… La sabiduría se alcanza con mucha lentitud.

Esto se debe a que el conocimiento intelectual, fácilmente adquirido, debe
convertirse en conocimiento “emocional” o subconsciente.

Una vez transformado, la huella es permanente. La práctica conductista es el
catalizador necesario para esta reacción. Sin acción, el concepto se marchita
y desvanece. El conocimiento teórico sin aplicación práctica no es suficiente.

Hoy en día se descuidan el equilibrio y la armonía; sin embargo, son las bases de la sabiduría.
Todo se hace en exceso. La gente se excede en el peso porque come demasiado.
Los deportistas descuidan aspectos de sí mismos y de los
demás por correr en exceso. La gente parece excesivamente mezquina. Se bebe demasiado,
se fuma demasiado, se está demasiado de juerga (o demasiado poco), se conversa demasiado
sin satisfacción, se tienen demasiadas preocupaciones. Hay demasiadas ideas en blanco o negro.
Todo o nada. La naturaleza no es así.

En la naturaleza hay equilibrio. Los animales destruyen en pequeñas cantidades.

Los sistemas ecológicos nunca son eliminados en masa. Las plantas consumidas
vuelven a crecer. Las fuentes de sustento proveen y vuelven a reponerse. Se
disfruta de la flor, se come la fruta, se preserva la raíz.

La humanidad no ha aprendido el equilibrio; mucho menos lo ha practicado. Se
guía por la codicia y la ambición; se conduce por el miedo. De este modo acabará
por aniquilarse. Pero la naturaleza sobrevivirá, al menos las plantas.

En verdad, la felicidad arraiga en la sencillez. La tendencia al exceso en el
pensamiento y en la acción disminuye la felicidad. El exceso nubla los valores
básicos. Los religiosos nos dicen que la felicidad se logra llenando el corazón de
amor, fe y esperanza, practicando la caridad y brindando bondad. En verdad
tienen razón. Dadas estas actitudes, habitualmente vienen el equilibrio y la
armonía. Son, colectivamente, un estado del ser.

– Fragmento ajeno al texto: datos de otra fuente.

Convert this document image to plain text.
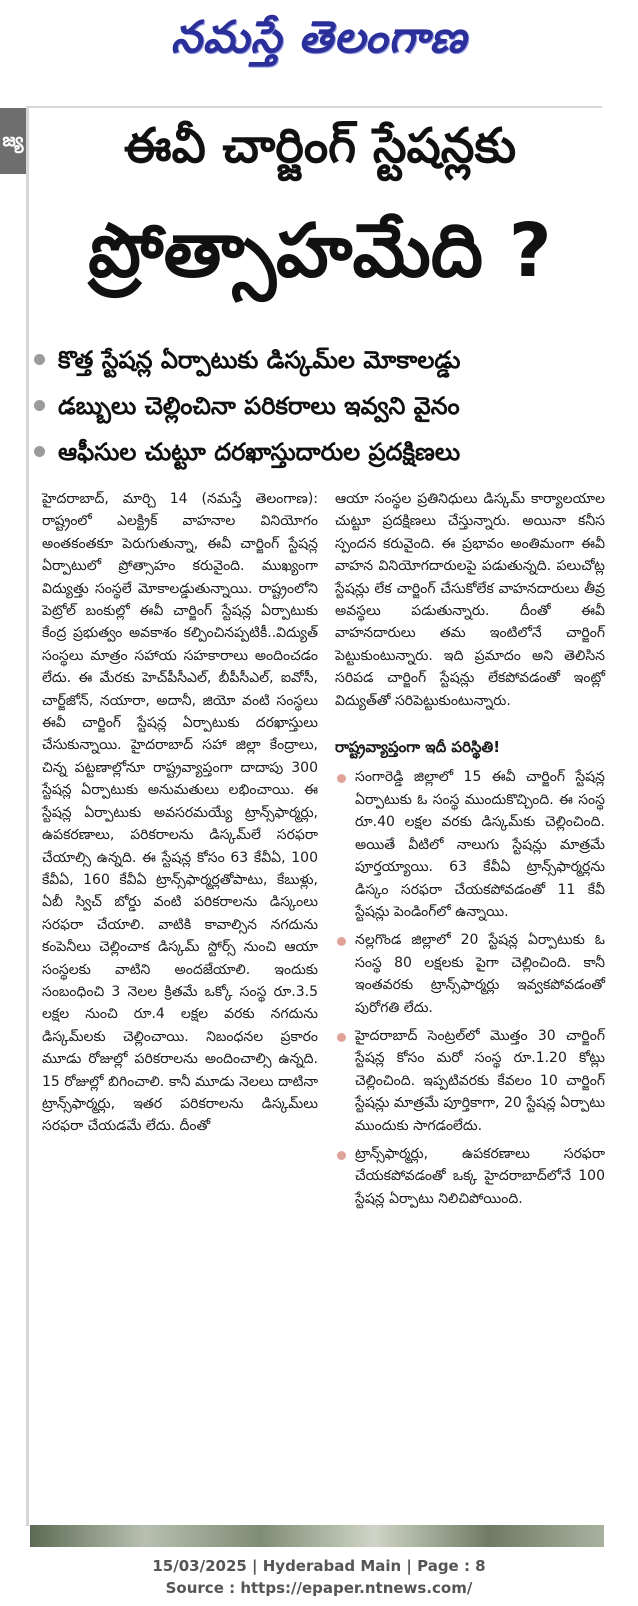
నమస్తే తెలంగాణ
జ్య	ఈవీ చార్జింగ్ స్టేషన్లకు
ప్రోత్సాహమేది ?
కొత్త స్టేషన్ల ఏర్పాటుకు డిస్కమ్‌ల మోకాలడ్డు
డబ్బులు చెల్లించినా పరికరాలు ఇవ్వని వైనం
ఆఫీసుల చుట్టూ దరఖాస్తుదారుల ప్రదక్షిణలు

హైదరాబాద్, మార్చి 14 (నమస్తే తెలంగాణ): రాష్ట్రంలో ఎలక్ట్రిక్ వాహనాల వినియోగం అంతకంతకూ పెరుగుతున్నా, ఈవీ చార్జింగ్ స్టేషన్ల ఏర్పాటులో ప్రోత్సాహం కరువైంది. ముఖ్యంగా విద్యుత్తు సంస్థలే మోకాలడ్డుతున్నాయి. రాష్ట్రంలోని పెట్రోల్ బంకుల్లో ఈవీ చార్జింగ్ స్టేషన్ల ఏర్పాటుకు కేంద్ర ప్రభుత్వం అవకాశం కల్పించినప్పటికీ..విద్యుత్ సంస్థలు మాత్రం సహాయ సహకారాలు అందించడం లేదు. ఈ మేరకు హెచ్‌పీసీఎల్, బీపీసీఎల్, ఐవోసీ, చార్జ్‌జోన్, నయారా, అదానీ, జియో వంటి సంస్థలు ఈవీ చార్జింగ్ స్టేషన్ల ఏర్పాటుకు దరఖాస్తులు చేసుకున్నాయి. హైదరాబాద్ సహా జిల్లా కేంద్రాలు, చిన్న పట్టణాల్లోనూ రాష్ట్రవ్యాప్తంగా దాదాపు 300 స్టేషన్ల ఏర్పాటుకు అనుమతులు లభించాయి. ఈ స్టేషన్ల ఏర్పాటుకు అవసరమయ్యే ట్రాన్స్‌ఫార్మర్లు, ఉపకరణాలు, పరికరాలను డిస్కమ్‌లే సరఫరా చేయాల్సి ఉన్నది. ఈ స్టేషన్ల కోసం 63 కేవీఏ, 100 కేవీఏ, 160 కేవీఏ ట్రాన్స్‌ఫార్మర్లతోపాటు, కేబుళ్లు, ఏబీ స్విచ్ బోర్డు వంటి పరికరాలను డిస్కంలు సరఫరా చేయాలి. వాటికి కావాల్సిన నగదును కంపెనీలు చెల్లించాక డిస్కమ్ స్టోర్స్ నుంచి ఆయా సంస్థలకు వాటిని అందజేయాలి. ఇందుకు సంబంధించి 3 నెలల క్రితమే ఒక్కో సంస్థ రూ.3.5 లక్షల నుంచి రూ.4 లక్షల వరకు నగదును డిస్కమ్‌లకు చెల్లించాయి. నిబంధనల ప్రకారం మూడు రోజుల్లో పరికరాలను అందించాల్సి ఉన్నది. 15 రోజుల్లో బిగించాలి. కానీ మూడు నెలలు దాటినా ట్రాన్స్‌ఫార్మర్లు, ఇతర పరికరాలను డిస్కమ్‌లు సరఫరా చేయడమే లేదు. దీంతో

ఆయా సంస్థల ప్రతినిధులు డిస్కమ్ కార్యాలయాల చుట్టూ ప్రదక్షిణలు చేస్తున్నారు. అయినా కనీస స్పందన కరువైంది. ఈ ప్రభావం అంతిమంగా ఈవీ వాహన వినియోగదారులపై పడుతున్నది. పలుచోట్ల స్టేషన్లు లేక చార్జింగ్ చేసుకోలేక వాహనదారులు తీవ్ర అవస్థలు పడుతున్నారు. దీంతో ఈవీ వాహనదారులు తమ ఇంటిలోనే చార్జింగ్ పెట్టుకుంటున్నారు. ఇది ప్రమాదం అని తెలిసిన సరిపడ చార్జింగ్ స్టేషన్లు లేకపోవడంతో ఇంట్లో విద్యుత్‌తో సరిపెట్టుకుంటున్నారు.

రాష్ట్రవ్యాప్తంగా ఇదీ పరిస్థితి!
సంగారెడ్డి జిల్లాలో 15 ఈవీ చార్జింగ్ స్టేషన్ల ఏర్పాటుకు ఓ సంస్థ ముందుకొచ్చింది. ఈ సంస్థ రూ.40 లక్షల వరకు డిస్కమ్‌కు చెల్లించింది. అయితే వీటిలో నాలుగు స్టేషన్లు మాత్రమే పూర్తయ్యాయి. 63 కేవీఏ ట్రాన్స్‌ఫార్మర్లను డిస్కం సరఫరా చేయకపోవడంతో 11 కేవీ స్టేషన్లు పెండింగ్‌లో ఉన్నాయి.
నల్లగొండ జిల్లాలో 20 స్టేషన్ల ఏర్పాటుకు ఓ సంస్థ 80 లక్షలకు పైగా చెల్లించింది. కానీ ఇంతవరకు ట్రాన్స్‌ఫార్మర్లు ఇవ్వకపోవడంతో పురోగతి లేదు.
హైదరాబాద్ సెంట్రల్‌లో మొత్తం 30 చార్జింగ్ స్టేషన్ల కోసం మరో సంస్థ రూ.1.20 కోట్లు చెల్లించింది. ఇప్పటివరకు కేవలం 10 చార్జింగ్ స్టేషన్లు మాత్రమే పూర్తికాగా, 20 స్టేషన్ల ఏర్పాటు ముందుకు సాగడంలేదు.
ట్రాన్స్‌ఫార్మర్లు, ఉపకరణాలు సరఫరా చేయకపోవడంతో ఒక్క హైదరాబాద్‌లోనే 100 స్టేషన్ల ఏర్పాటు నిలిచిపోయింది.
15/03/2025 | Hyderabad Main | Page : 8
Source : https://epaper.ntnews.com/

En estos tiempos son un estado alterado de conciencia.

Es como si la humanidad no permaneciera en su estado natural mientras vive en la Tierra.
Tiene que llegar a un estado alterado a fin de llenarse de amor, caridad y sencillez,
para sentir pureza, para deshacerse de sus temores crónicos.

¿Cómo se llega a ese estado alterado, a ese otro sistema de valores? Y una vez
que se llega a él ¿cómo sustentarlo? La respuesta parece simple. Es el
denominador común de todas las religiones. La humanidad es inmortal; lo que
hacemos ahora es aprender nuestras lecciones. Todos estamos en la escuela.
Todo es muy simple, si se puede creer en la inmortalidad.

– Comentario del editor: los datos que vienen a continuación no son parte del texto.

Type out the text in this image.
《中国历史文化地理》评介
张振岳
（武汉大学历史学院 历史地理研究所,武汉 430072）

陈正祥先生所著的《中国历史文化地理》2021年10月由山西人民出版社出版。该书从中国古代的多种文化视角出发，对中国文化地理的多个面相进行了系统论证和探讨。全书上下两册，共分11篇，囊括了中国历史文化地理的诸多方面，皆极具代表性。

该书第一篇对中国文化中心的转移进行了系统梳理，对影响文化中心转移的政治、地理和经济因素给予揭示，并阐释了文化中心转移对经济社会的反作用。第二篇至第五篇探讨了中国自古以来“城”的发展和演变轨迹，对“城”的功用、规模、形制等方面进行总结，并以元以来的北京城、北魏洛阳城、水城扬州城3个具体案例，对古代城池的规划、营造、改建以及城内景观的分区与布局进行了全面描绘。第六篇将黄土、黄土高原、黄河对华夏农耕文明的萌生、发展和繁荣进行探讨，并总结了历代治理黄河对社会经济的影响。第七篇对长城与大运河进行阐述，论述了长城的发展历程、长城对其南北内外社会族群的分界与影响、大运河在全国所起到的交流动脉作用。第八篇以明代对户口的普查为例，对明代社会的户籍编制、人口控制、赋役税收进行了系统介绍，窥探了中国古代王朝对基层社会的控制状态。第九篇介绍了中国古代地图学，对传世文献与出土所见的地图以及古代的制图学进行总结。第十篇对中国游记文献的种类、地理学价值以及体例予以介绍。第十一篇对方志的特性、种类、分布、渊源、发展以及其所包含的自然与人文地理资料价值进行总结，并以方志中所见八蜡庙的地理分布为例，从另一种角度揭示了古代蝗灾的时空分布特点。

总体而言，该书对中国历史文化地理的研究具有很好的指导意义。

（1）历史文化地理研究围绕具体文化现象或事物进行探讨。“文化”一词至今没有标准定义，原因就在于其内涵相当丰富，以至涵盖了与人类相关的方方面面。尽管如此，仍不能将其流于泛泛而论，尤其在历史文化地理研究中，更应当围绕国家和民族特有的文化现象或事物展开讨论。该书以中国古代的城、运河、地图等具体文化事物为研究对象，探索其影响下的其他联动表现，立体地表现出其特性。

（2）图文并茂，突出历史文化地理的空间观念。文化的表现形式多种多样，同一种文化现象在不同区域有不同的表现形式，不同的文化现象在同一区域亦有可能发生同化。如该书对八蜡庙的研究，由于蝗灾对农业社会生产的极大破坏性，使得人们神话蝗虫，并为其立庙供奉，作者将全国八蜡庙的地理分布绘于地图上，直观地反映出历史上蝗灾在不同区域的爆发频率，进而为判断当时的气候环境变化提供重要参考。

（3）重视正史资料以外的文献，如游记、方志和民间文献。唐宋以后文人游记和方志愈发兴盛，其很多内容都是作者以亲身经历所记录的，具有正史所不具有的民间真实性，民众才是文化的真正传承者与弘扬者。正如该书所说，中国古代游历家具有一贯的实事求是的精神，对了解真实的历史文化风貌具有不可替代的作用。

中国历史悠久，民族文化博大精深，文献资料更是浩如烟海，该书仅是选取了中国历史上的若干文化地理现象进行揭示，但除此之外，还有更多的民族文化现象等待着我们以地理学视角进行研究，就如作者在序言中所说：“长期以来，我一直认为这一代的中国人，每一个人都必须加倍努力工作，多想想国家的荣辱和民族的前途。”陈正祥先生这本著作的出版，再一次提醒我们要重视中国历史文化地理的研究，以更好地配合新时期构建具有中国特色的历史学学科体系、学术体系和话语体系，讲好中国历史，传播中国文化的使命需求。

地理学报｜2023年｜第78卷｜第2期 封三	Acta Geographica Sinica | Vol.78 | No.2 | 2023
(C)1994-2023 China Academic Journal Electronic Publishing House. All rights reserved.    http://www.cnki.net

Si una parte del ser humano es eterna (y en la historia hay sobradas evidencias
para pensarlo así), ¿por qué nos tratamos tan mal? ¿Por qué pasamos por
encima del prójimo en “provecho” personal, si en realidad estamos desechando la
lección? Al parecer, todos vamos hacia el mismo sitio, aunque a diferente
velocidad. Nadie es más grande que los demás.

Analicemos las lecciones.

Intelectualmente, las respuestas siempre han estado ahí, pero esta necesidad de
actualizarlas por experiencia, de hacer permanente la huella subconsciente al “emocionalizar”
y practicar el concepto, es la clave de todo. No basta memorizar en la escuela dominical.

Parlotear sin practicar de nada sirve. Resulta fácil leer sobre el amor, la caridad y la fe,
o conversar sobre ello.

Pero practicarlos, sentirlos, requiere casi un estado alterado de conciencia. No se
trata del estado transitorio inducido por las drogas, el alcohol o una emoción
inesperada. El estado permanente se alcanza mediante el conocimiento y la
comprensión. Se mantiene mediante la actividad física, mediante la acción y la
práctica. Consiste en tomar algo casi místico y transformarlo en cosa de todos los
días mediante la práctica, haciendo de eso un hábito.

Comprendamos que nadie es mejor que otro. Sintámoslo. Practiquemos la
ayuda al prójimo. Todos remamos en el mismo bote. Si no lo hacemos juntos,
nuestros equipos se encontrarán muy solos.»